Nel mondo aziendale esiste da sempre la cosiddetta customer satisfaction. Negli ultimi anni si è estesa anche alla pubblica amministrazione e a molti enti. E’ in sostanza una facile procedura di indagine utile per capire se i propri clienti sono soddisfatti del servizio fornito e poter così introdurre modifiche e novità nello stesso. Si procede attraverso una breve e facile indagine condotta con questionari, test, interviste, redatti tenendo conto di alcuni parametri che permetteranno poi in fase di analisi dei feedback di cogliere le aree e le attività da migliorare. Negli studi professionali questo strumento non viene ancora utilizzato, salvo forse qualche sporadico caso. Può essere utile per un professionista, per uno studio, conoscere le preferenze dei propri clienti? Può essere utile sapere dai propri clienti cosa vorrebbero di diverso in termini di prestazioni, tempi, modalità, qualità? Potrebbe aiutare lo studio e il professionista a rinnovare la propria attività e la propria offerta di consulenza professionale? Beh, cosa ne dite, a me sembra proprio di sì!
Fuori da vecchie logiche da professionista 1.0, oggi lo studio professionale, che sia piccolo, medio o grande, si confronta con un mercato diverso e in continua evoluzione, giorno per giorno. Il professionista è sempre di più un imprenditore della propria attività, che sia organizzata in modo associato, societario o individuale, poco cambia. Perché? Perché sono i clienti oggi diversi. Quindi se vogliamo essere “adatti” per i nostri clienti, se vogliamo essere in linea con le loro esigenze e al passo con i ritmi e le esigenze del mercato in cui ci muoviamo, necessariamente dobbiamo fare i conti con questo. Le traversate “in solitario” non pagano più, rischiano alla fine di farci trovare soli e basta. Abbiamo visto in altri articoli come oggi il cliente sia molto più attivo, si informa, partecipa e cambia il professionista se non lo ritiene “giusto” per sè. Questo non vuol dire che cambia solo se il professionista non è percepito dal cliente come bravo. Ma anche se non risponde con il ritmo del cliente (soprattutto se azienda), se non instaura un rapporto empatico con questo, se non impara ad ascoltare il cliente, prima di tutto. Se non sa personalizzare, in sostanza, davvero, il rapporto con quest’ultimo. Non basta più oggi essere bravi professionisti, essere preparati, avere esperienza. Bisogna aggiungere a tutto questo capacità comunicative e gestionali della relazione professionista-studio professionale-cliente.

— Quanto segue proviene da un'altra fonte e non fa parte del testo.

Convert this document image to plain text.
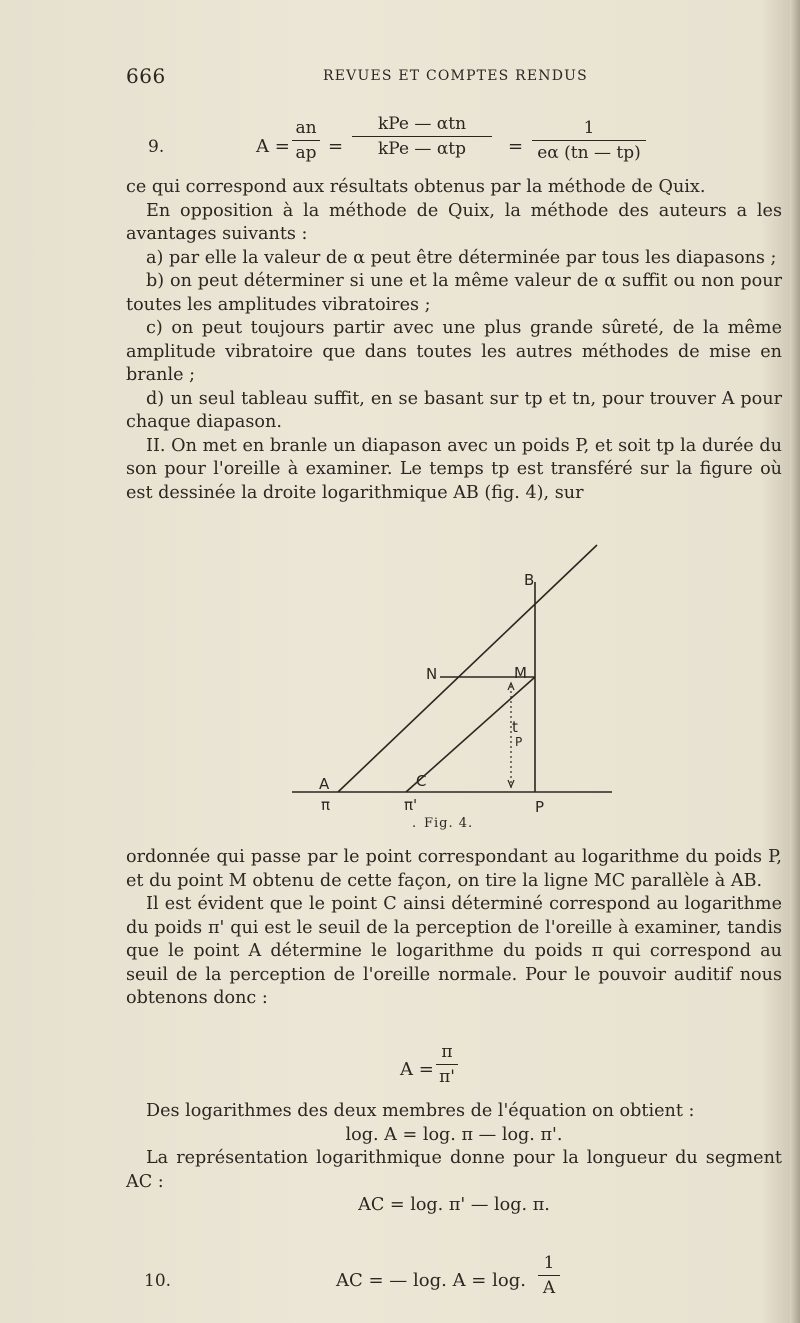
666	REVUES ET COMPTES RENDUS
9.	A =
an
ap =
kPe — αtn
kPe — αtp	=
1
eα (tn — tp)

ce qui correspond aux résultats obtenus par la méthode de Quix.

En opposition à la méthode de Quix, la méthode des auteurs a les avantages suivants :

a) par elle la valeur de α peut être déterminée par tous les diapasons ;

b) on peut déterminer si une et la même valeur de α suffit ou non pour toutes les amplitudes vibratoires ;

c) on peut toujours partir avec une plus grande sûreté, de la même amplitude vibratoire que dans toutes les autres méthodes de mise en branle ;

d) un seul tableau suffit, en se basant sur tp et tn, pour trouver A pour chaque diapason.

II. On met en branle un diapason avec un poids P, et soit tp la durée du son pour l'oreille à examiner. Le temps tp est transféré sur la figure où est dessinée la droite logarithmique AB (fig. 4), sur

B
N	M
A	C
t
P
π	π'	P
. Fig. 4.

ordonnée qui passe par le point correspondant au logarithme du poids P, et du point M obtenu de cette façon, on tire la ligne MC parallèle à AB.

Il est évident que le point C ainsi déterminé correspond au logarithme du poids π' qui est le seuil de la perception de l'oreille à examiner, tandis que le point A détermine le logarithme du poids π qui correspond au seuil de la perception de l'oreille normale. Pour le pouvoir auditif nous obtenons donc :

A =
π
π'

Des logarithmes des deux membres de l'équation on obtient :

log. A = log. π — log. π'.

La représentation logarithmique donne pour la longueur du segment AC :

AC = log. π' — log. π.

10.	AC = — log. A = log.
1
A
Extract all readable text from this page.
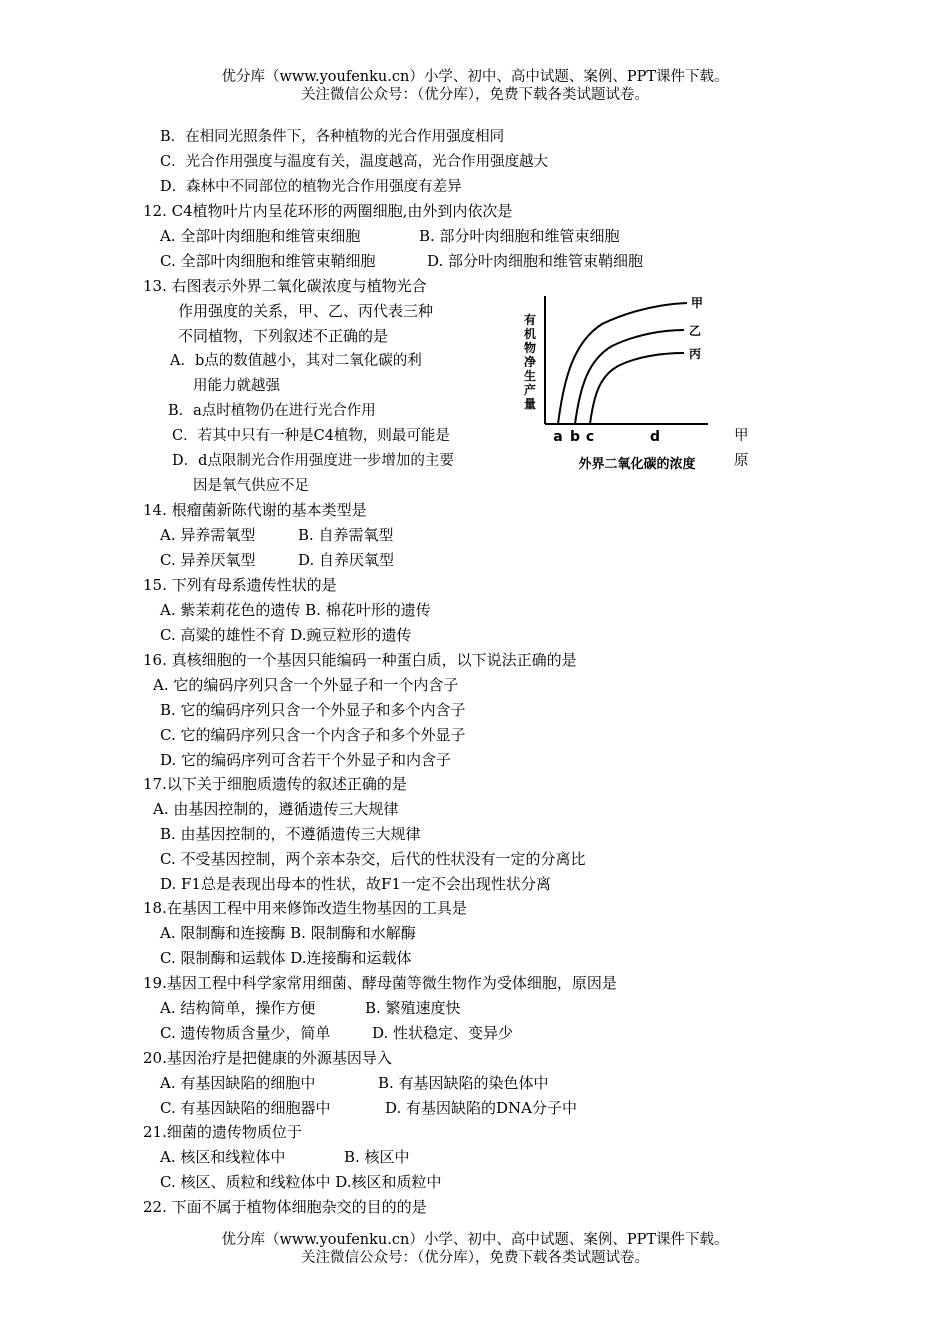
优分库（www.youfenku.cn）小学、初中、高中试题、案例、PPT课件下载。
关注微信公众号：（优分库），免费下载各类试题试卷。
B．在相同光照条件下，各种植物的光合作用强度相同
C．光合作用强度与温度有关，温度越高，光合作用强度越大
D．森林中不同部位的植物光合作用强度有差异
12. C4植物叶片内呈花环形的两圈细胞,由外到内依次是
A. 全部叶肉细胞和维管束细胞	B. 部分叶肉细胞和维管束细胞
C. 全部叶肉细胞和维管束鞘细胞	D. 部分叶肉细胞和维管束鞘细胞
13. 右图表示外界二氧化碳浓度与植物光合
作用强度的关系，甲、乙、丙代表三种
不同植物，下列叙述不正确的是
A．b点的数值越小，其对二氧化碳的利
用能力就越强
B．a点时植物仍在进行光合作用
C．若其中只有一种是C4植物，则最可能是	甲
D．d点限制光合作用强度进一步增加的主要	原
因是氧气供应不足
有
机
物
净
生
产
量
甲
乙
丙
a b c	d
外界二氧化碳的浓度
14. 根瘤菌新陈代谢的基本类型是
A. 异养需氧型	B. 自养需氧型
C. 异养厌氧型	D. 自养厌氧型
15. 下列有母系遗传性状的是
A. 紫茉莉花色的遗传 B. 棉花叶形的遗传
C. 高粱的雄性不育 D.豌豆粒形的遗传
16. 真核细胞的一个基因只能编码一种蛋白质，以下说法正确的是
A. 它的编码序列只含一个外显子和一个内含子
B. 它的编码序列只含一个外显子和多个内含子
C. 它的编码序列只含一个内含子和多个外显子
D. 它的编码序列可含若干个外显子和内含子
17.以下关于细胞质遗传的叙述正确的是
A. 由基因控制的，遵循遗传三大规律
B. 由基因控制的，不遵循遗传三大规律
C. 不受基因控制，两个亲本杂交，后代的性状没有一定的分离比
D. F1总是表现出母本的性状，故F1一定不会出现性状分离
18.在基因工程中用来修饰改造生物基因的工具是
A. 限制酶和连接酶 B. 限制酶和水解酶
C. 限制酶和运载体 D.连接酶和运载体
19.基因工程中科学家常用细菌、酵母菌等微生物作为受体细胞，原因是
A. 结构简单，操作方便	B. 繁殖速度快
C. 遗传物质含量少，简单	D. 性状稳定、变异少
20.基因治疗是把健康的外源基因导入
A. 有基因缺陷的细胞中	B. 有基因缺陷的染色体中
C. 有基因缺陷的细胞器中	D. 有基因缺陷的DNA分子中
21.细菌的遗传物质位于
A. 核区和线粒体中	B. 核区中
C. 核区、质粒和线粒体中 D.核区和质粒中
22. 下面不属于植物体细胞杂交的目的的是
优分库（www.youfenku.cn）小学、初中、高中试题、案例、PPT课件下载。
关注微信公众号：（优分库），免费下载各类试题试卷。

Quale miglior strumento, dunque, di una indagine di customer satisfaction può darci una fotografia del livello di soddisfazione dei nostri clienti, delle novità da introdurre nell’offerta dello studio, dell’opportunità di introdurre variazioni di organico? Potrebbe essere lo stesso cliente a suggerirci, per esempio, di non mandare più la newsletter, ma di comunicare con lui attraverso Twitter. Oppure potrebbe essere il cliente a informarci che gli sarebbe comodo ricevere su mobile gli articoli del blog dello studio, magari attraverso un’App di studio da scaricare. E potremmo continuare.
Insomma, la professione 2.0 ci dice che è arrivato il momento di intervistare i nostri clienti, di chiedergli feedback di su noi e di ascoltarli, ascoltarli davvero. Sarà oro colato per noi, tempo ben investito su cui condurre poi riflessioni e piani di intervento strategici accurati. Solo così potremo dire che stiamo fornendo servizi professionali in linea con i tempi e con le esigenze dei nostri clienti. E allora sì che il buon vecchio passaparola ricomincerà in analogico e in digitale a fare il suo lavoro. Non male per il cliente sentirsi importante, che dite?!